Supreme Court declines case of WA florist who refused to sell to same-sex wedding
The Supreme Court has declined to take up the case of a florist in Richland, Wash., who refused to provide services for a same-sex wedding.
The saga of the case against Arlene’s Flowers has been a lengthy one, to say the least.
In 2017, the state Supreme Court ruled against the Richland florist, who had refused to sell flowers for gay couple’s wedding. That case was then appealed to the U.S. Supreme Court, which — in light of a similar case against a Colorado baker — kicked it back to the state level earlier this year for what many thought would be a final ruling. That ruling was issued almost verbatim from the one in 2017 — the court stood by what it said the first time.
The Washington Supreme Court ruled unanimously that state courts did not act with animosity toward religion when they ruled florist Barronelle Stutzman broke the state’s anti-discrimination laws by refusing on religious grounds to provide flowers for the wedding of Rob Ingersoll and Curt Freed, the Associated Press reports.
Washington state law says businesses offering services to opposite-sex couples must provide the same service to same-sex couples.
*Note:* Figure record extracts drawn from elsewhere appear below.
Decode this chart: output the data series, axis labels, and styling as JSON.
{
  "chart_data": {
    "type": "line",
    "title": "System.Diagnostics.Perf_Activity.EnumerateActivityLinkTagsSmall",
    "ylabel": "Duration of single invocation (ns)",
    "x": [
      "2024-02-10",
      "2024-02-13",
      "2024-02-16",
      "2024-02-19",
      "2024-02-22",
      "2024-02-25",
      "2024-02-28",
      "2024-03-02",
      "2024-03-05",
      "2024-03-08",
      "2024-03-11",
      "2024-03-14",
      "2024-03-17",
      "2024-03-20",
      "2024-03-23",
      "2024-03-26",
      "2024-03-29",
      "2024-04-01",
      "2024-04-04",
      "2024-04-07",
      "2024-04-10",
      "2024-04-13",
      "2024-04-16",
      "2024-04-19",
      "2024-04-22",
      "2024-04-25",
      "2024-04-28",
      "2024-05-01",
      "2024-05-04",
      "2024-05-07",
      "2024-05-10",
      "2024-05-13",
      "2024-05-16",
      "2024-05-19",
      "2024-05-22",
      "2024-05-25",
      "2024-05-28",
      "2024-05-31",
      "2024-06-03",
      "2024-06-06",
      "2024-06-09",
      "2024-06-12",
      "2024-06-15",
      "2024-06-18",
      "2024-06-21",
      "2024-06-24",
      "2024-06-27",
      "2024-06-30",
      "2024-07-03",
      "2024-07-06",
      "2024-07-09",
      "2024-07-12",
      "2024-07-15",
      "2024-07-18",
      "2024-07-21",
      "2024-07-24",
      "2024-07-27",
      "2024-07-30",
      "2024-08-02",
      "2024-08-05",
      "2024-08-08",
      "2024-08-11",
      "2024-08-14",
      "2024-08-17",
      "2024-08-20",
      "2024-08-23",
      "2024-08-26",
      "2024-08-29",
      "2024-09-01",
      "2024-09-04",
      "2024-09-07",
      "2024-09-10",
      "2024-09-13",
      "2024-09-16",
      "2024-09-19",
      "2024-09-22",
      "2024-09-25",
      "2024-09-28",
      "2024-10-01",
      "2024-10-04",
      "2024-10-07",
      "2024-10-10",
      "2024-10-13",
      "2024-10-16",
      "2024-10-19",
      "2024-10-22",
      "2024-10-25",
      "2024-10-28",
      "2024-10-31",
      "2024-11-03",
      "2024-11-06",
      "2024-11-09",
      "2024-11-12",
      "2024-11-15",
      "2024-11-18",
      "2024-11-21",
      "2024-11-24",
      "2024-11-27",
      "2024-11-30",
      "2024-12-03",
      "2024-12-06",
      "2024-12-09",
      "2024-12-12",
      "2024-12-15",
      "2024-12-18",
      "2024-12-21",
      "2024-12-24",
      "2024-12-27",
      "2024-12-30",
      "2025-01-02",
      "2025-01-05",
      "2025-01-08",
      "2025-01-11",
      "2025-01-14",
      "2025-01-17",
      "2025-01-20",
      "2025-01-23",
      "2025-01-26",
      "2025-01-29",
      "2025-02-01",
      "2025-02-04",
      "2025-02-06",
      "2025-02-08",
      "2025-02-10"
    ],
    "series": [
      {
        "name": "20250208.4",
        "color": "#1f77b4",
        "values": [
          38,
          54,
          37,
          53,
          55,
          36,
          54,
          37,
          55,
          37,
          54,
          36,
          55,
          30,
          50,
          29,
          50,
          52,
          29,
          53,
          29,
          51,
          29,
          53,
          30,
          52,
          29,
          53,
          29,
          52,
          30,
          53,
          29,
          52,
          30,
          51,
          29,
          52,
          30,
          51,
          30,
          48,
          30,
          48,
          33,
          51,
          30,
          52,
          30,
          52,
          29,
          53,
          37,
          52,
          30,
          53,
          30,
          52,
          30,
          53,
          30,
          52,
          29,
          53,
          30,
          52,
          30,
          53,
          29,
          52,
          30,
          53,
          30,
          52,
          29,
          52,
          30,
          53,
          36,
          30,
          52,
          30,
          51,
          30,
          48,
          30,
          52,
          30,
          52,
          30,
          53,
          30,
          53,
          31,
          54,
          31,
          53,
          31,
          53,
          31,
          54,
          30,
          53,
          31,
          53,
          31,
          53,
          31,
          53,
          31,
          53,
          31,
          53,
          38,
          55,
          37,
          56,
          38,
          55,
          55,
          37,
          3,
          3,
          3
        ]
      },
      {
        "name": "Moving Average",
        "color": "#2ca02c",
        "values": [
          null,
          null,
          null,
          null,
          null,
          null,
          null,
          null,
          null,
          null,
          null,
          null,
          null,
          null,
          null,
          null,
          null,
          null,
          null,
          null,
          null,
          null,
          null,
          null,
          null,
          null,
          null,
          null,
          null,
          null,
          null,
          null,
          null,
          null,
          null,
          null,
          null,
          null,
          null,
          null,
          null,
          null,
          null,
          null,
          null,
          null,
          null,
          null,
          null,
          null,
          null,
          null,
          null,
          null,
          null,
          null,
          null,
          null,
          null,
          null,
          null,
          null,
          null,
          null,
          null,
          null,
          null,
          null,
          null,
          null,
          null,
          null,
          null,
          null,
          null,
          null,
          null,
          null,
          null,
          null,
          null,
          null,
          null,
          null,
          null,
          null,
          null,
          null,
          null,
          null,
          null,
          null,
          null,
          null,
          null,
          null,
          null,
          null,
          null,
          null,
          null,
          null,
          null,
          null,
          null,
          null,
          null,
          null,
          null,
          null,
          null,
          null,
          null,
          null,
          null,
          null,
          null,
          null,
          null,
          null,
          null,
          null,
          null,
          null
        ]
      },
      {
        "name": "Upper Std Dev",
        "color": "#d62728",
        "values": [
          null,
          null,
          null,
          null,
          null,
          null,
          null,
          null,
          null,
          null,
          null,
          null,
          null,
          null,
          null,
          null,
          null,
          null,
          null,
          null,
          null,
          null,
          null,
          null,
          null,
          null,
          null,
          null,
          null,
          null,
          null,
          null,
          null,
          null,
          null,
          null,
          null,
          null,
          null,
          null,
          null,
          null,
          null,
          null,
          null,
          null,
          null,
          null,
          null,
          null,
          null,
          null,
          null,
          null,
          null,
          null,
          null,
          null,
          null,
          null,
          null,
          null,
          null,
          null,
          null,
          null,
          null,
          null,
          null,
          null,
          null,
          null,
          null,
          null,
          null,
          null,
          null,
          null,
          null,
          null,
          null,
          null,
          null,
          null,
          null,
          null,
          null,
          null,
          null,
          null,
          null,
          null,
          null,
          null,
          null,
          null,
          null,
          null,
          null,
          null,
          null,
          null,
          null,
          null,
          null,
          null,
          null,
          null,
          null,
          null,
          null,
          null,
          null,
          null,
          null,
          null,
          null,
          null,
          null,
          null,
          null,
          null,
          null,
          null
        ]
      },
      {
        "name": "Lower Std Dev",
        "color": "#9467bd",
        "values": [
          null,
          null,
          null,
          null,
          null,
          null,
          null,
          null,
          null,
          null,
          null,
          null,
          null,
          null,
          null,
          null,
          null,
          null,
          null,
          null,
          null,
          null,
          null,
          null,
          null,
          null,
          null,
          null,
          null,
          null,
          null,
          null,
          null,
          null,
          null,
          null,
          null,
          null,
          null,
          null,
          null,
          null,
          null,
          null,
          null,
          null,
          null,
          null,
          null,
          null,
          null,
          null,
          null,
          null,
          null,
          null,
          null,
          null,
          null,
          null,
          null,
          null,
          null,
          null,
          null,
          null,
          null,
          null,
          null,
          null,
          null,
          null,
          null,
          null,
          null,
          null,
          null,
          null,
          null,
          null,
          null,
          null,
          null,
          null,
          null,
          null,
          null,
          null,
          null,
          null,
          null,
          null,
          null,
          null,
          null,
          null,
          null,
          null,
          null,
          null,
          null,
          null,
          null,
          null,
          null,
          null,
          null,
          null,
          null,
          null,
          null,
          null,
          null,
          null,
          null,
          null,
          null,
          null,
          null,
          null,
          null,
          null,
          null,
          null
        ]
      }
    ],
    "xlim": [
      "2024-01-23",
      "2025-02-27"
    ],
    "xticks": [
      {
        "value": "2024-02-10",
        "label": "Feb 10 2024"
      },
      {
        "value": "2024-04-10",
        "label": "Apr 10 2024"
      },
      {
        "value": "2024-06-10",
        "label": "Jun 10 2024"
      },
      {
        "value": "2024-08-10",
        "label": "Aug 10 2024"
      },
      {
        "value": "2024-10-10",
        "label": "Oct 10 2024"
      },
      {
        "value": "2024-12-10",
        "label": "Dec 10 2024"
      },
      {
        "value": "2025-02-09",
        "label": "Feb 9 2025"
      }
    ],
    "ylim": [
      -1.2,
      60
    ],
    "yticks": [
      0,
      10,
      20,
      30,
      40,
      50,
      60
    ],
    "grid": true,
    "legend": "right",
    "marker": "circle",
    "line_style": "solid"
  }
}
In 2019, Arlene’s Flowers again asked the U.S. Supreme Court to consider its case, in light of the Colorado bakery that actually won its case before that same court in 2018, when it ruled that it had the right to refuse service to a gay couple.
According to the Associated Press, Justices Clarence Thomas, Samuel Alito, and Neil Gorsuch said they would have agreed to hear the case and review the decision. Four justices are needed for the court to take a case.
Washington state Attorney General Bob Ferguson issued the following statement after the U.S. Supreme Court denied review of the state’s lawsuit:
This is a historic victory for equality. Discrimination on the basis of sexual orientation is not only wrong — it’s unlawful. Today’s decision by the U.S. Supreme Court puts an end to our case, and sends a message to the entire country that everyone, regardless of their sexual orientation, should be treated equally under the law.